These faults are nothing striking. Indeed, inconsistency and stubborn microcosmic extremism are part of adolescence (and also of liberalism). However, I believe that young conservatives, as a subset of youth culture, should understand better than most youths that the young don’t know everything. Essentially, I want to convey to you that the wisest thing you can hope to discern at this point in your life is that youth culture catches superficialities but not substance. Knowing this will help you to expand your own ideas because you’ll be better able to see where there is potential for expansion. More specifically, knowledge of the potential for this flaw in yourself will help you to actually make a point with your writing rather than merely state that the Old Movement should step aside for your undefined and objectless New Movement.

II. Satan in Song

The core of my criticism of your proclamation is your removal of yourself from context. You are judging social conservatism through the tinted glasses of both the academic culture in which you currently exist and the pop culture in which you’ve been raised. Without realizing these influences, you trust that the information that you have been given is valid and that your circumstances relate directly to universal truths.

One of the more obvious and fun examples of your reliance on vague sources actually made me laugh out loud, and I use it here emblematically. You rhetorically ask, “Does anyone recall the time when social conservatives were telling us that jazz was the work of the devil? Then it was Rock n’ Roll. Then it was Elvis’ pelvis.” But do you remember any of these events? Who, specifically, was the social conservative that told you (25 years or so before your birth) that Elvis was the devil? Observing the liberal media’s current penchant for digging up some idiot somewhere who criticizes a movement and labeling him or her as “representative” ought to have lent you a higher level of perspective. Sure Elvis was controversial, that cannot be denied, but I’m not aware of any large-scale mobilization of the forces of social conservatism. He was not so controversial that he was prevented from appearing on mainstream television shows like Ed Sullivan. The currently accepted view of Elvis’ original detractors, which you’ve so seamlessly paraphrased as original, is invariably presented by documentaries that revel in the “revolutionary” aspects of rock music, a genre that is not widely known for its interest in exploring opposing views for valid points. The same observation can be extended to jazz. With your unique view of the comedy that is liberal propaganda, you should realize that it may not be but so extreme an exaggeration to suggest that all it necessarily took for us to currently believe that the backwards conservatives of the time were, en masse, anti-jazz were a handful of editorials and some extremists preaching loudly enough to be laughed at by jazz proponents. I cannot say for sure because I was not around at that time, but I suspect that the anti-jazz movement never came to a crisis point simply because there weren’t that many people, social conservatives included, who saw the singing of the devil in it (i.e., it wasn’t as big a deal as your professors might have you believe). At the very least, I’m not aware of any Congressional debate about banning it.

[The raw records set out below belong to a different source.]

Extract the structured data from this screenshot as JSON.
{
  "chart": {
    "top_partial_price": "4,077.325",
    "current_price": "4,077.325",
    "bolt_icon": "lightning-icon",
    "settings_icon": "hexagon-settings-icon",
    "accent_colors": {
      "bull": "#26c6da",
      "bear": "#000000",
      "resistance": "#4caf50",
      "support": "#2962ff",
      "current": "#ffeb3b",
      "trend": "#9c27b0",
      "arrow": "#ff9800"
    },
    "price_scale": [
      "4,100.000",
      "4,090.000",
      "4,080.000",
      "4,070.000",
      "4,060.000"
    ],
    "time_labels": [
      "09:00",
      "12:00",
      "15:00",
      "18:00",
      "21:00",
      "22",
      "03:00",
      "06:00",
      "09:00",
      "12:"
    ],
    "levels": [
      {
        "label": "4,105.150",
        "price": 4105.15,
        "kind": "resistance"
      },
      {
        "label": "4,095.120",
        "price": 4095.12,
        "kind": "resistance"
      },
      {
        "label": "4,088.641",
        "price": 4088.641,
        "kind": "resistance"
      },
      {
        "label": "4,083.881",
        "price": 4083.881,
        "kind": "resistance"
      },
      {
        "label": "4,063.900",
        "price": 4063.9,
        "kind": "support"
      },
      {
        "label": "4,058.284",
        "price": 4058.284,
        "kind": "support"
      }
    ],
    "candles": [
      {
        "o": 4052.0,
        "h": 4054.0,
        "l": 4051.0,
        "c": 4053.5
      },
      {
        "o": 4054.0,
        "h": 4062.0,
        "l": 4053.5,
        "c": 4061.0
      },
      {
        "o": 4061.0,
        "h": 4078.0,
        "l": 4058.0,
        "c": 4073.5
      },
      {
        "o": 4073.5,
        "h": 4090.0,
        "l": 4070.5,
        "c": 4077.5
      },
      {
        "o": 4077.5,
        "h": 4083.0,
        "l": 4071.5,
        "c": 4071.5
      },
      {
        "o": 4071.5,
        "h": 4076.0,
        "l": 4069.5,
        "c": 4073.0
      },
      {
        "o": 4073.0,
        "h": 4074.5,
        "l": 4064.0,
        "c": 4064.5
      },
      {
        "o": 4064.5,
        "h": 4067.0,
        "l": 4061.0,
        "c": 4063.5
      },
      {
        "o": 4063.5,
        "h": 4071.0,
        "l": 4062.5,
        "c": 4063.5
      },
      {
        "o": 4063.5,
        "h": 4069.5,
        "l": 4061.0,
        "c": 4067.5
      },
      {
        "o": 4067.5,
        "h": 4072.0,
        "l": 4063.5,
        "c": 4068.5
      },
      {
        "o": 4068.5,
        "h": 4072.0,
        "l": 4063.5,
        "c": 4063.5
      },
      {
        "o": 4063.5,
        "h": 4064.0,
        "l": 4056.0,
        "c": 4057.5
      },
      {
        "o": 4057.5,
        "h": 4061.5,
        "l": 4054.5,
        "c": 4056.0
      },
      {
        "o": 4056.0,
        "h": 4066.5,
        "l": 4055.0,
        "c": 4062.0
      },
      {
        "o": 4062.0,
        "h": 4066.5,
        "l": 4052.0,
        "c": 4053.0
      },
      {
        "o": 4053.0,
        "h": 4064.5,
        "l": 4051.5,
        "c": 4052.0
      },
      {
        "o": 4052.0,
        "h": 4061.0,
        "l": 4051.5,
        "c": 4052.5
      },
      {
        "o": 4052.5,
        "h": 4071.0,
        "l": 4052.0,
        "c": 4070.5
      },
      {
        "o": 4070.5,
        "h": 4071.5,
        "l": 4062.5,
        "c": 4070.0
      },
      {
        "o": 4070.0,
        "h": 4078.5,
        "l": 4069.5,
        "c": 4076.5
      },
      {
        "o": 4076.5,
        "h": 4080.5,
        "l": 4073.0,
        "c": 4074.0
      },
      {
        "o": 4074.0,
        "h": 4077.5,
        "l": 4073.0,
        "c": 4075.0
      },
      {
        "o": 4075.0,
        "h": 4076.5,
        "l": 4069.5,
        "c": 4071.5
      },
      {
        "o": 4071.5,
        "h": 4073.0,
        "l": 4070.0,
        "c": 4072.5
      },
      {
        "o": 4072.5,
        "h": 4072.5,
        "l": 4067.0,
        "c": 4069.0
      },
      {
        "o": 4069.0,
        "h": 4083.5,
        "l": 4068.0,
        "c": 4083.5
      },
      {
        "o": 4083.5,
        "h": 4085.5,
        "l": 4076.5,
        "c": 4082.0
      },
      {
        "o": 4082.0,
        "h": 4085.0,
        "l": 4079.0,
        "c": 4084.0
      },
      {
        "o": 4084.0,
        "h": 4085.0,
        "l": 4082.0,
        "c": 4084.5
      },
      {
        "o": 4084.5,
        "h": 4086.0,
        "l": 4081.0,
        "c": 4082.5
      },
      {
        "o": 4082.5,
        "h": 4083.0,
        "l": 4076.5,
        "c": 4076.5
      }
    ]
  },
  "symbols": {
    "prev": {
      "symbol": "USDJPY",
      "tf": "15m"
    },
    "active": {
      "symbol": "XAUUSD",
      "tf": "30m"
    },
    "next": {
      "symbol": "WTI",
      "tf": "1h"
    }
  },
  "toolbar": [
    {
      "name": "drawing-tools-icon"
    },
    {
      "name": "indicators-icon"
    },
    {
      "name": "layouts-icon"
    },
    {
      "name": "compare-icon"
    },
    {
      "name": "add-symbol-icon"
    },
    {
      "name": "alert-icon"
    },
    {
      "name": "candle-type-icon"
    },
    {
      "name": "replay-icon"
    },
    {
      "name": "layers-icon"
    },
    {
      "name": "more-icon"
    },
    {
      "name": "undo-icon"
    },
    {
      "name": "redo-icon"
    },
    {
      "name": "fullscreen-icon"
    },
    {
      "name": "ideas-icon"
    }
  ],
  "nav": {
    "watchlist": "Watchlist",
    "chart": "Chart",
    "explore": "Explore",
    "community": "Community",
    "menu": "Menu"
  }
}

Imagining that there was indeed a vast movement against this musical “progress,” you don’t seem to have traced it to its modern-day parallels. You’ve apparently been sold the line that Republicans are the old-boy party of censors, but take a look at almost-Vice-President Lieberman’s quest to expand government control into Hollywood. Also consider that it was Tipper Gore who led the campaign against 2 Live Crew (remember them? or were they before your time?… they were practically prudes compared to Eminem), and it seems that this is a Democratic illusion. It is indubitably true that conservatives will be the first to speak out against a trend with which they do not agree, but that does not equate to the more radical-liberal strategy of censorship. Regardless of its origin, this fight against the pop-musical movement of the past 50 years is still too new, mind you, to know its ultimate outcome. However, if pop music goes much beyond Eminem, I’m afraid I’ll have to admit that Elvis’ detractors were more long-sighted than heretofore thought.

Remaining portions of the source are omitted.